デートをしていたのだったが、気に食わなかった男だったため、途中で放り出して逃げてきたのだ。
自宅に戻る途中の公園、近道をして帰ろうと思ったのが仇となった。
「また、そんなことを」
「本当だって」
噴水前のベンチで楽しげに笑うのは、倖。
その隣には見知らぬ男がいた。
「倖、ひどいよ。
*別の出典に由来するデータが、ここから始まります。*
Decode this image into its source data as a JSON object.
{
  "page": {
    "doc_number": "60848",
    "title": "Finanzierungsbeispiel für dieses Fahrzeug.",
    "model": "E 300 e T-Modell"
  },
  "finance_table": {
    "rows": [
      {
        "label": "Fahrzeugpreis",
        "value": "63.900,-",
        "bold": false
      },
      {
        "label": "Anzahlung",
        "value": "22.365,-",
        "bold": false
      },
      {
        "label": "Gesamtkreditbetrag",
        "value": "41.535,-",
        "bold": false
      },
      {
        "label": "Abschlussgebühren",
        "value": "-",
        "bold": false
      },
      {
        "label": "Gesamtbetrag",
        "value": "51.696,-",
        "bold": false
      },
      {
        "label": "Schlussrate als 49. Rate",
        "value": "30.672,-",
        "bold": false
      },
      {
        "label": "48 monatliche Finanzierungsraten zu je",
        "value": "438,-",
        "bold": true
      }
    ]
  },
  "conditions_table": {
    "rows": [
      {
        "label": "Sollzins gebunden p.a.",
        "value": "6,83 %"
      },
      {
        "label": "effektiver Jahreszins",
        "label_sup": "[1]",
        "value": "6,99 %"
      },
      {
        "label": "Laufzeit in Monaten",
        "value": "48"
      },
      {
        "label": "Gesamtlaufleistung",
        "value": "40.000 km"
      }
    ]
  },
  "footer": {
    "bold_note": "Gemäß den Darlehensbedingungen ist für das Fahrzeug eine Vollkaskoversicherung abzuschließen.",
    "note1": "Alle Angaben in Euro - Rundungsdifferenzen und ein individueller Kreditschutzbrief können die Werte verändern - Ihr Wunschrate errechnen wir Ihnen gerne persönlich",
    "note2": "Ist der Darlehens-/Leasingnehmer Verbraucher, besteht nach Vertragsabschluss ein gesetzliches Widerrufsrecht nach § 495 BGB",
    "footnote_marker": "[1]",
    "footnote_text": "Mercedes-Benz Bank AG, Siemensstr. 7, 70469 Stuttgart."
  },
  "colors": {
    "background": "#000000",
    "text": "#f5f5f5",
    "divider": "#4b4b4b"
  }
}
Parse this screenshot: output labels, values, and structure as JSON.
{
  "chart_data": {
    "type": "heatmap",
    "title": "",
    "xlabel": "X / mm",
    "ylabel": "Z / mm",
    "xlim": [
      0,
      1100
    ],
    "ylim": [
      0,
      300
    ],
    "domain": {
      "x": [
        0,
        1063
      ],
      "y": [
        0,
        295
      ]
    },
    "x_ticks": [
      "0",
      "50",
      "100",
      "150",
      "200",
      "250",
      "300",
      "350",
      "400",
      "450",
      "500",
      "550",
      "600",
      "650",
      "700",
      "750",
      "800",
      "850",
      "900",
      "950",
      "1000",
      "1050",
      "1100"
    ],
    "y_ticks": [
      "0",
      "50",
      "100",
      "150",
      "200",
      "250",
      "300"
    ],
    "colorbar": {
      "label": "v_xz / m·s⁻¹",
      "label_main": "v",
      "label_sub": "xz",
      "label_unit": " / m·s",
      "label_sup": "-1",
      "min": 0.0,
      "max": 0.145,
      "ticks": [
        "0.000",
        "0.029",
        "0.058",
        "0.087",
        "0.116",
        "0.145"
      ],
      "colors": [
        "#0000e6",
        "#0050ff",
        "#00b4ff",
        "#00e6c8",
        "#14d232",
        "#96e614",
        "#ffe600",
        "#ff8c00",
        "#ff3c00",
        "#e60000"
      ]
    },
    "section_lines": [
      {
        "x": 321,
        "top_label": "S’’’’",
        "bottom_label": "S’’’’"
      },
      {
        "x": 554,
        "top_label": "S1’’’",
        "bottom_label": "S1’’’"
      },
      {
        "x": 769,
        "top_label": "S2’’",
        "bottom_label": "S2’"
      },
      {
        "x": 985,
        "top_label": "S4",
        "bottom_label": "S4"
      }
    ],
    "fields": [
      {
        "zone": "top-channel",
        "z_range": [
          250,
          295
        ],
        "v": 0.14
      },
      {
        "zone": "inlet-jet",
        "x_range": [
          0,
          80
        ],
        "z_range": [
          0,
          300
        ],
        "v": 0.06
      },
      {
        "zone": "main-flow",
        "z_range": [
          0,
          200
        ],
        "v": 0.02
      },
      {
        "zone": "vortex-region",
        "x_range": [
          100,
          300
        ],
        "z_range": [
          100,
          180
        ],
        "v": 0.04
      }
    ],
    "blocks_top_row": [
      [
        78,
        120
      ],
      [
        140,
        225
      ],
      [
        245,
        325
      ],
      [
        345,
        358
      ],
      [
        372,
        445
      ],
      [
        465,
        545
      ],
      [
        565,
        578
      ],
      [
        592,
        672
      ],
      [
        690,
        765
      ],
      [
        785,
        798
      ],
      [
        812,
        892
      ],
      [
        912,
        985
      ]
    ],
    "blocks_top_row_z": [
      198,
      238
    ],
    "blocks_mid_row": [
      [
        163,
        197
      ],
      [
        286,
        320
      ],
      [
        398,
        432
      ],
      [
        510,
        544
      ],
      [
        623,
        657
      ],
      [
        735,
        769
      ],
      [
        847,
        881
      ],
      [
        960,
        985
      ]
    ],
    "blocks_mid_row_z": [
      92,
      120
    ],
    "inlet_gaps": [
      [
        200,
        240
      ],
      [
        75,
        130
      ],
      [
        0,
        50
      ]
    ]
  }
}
いつだって本気なのに」
「まぁ、この前同じ言葉を女性にいってましたよ?」
「うぇっ」
「嘘です」
楽しげな二人ははた目から見て恋人そのもの。
暁は二人に見つからないようにそっとその場から離れた。
そして急いで自宅に戻る。
「ちょ…まじ、大変!」
「…なんだ、暁」
「どうしたのー?」
血相を変えて帰ってきた暁を郁と聖は不思議そうに見つめた。
「倖が…」
「なんだ、あいつに彼氏でもできたか」
そんなことはないだろう、と郁は笑う。
ところが聖は暁の様子を敏感に感じた。
「まさか、倖が男といたの?」
聖の問いかけにうなずく暁。
それを見た郁と聖は顔を見合わせた。
「…そうか」
「倖はもてるからねぇ」
リビングで額をつき合わせてどうするか考える。
倖が自分たち以外のほかの男と一緒にいるのかと思うと少しイラつく。
「ただいま帰りました」
玄関で倖の声がした。
視線を合わせた三人は立ち上がり、倖を出迎える。
「お帰り、倖〜」
「ただいま、聖」
「…倖、話が」
「今日の夕飯はとんかつですよ」
「とんかつっ」
きらきらと顔を輝かせ、郁の言葉をさえぎったのは聖だった。
倖の手を引き、キッチンへ消えていく。
取り残された郁と暁は顔を見合わせた。
「…暁、もう少し調べておけ」
「うん、わかった」
嫉妬を隠さない二人はその暗い炎を胸のうちに宿しながら、聖と倖のあとを追い掛けてリビングに消えた。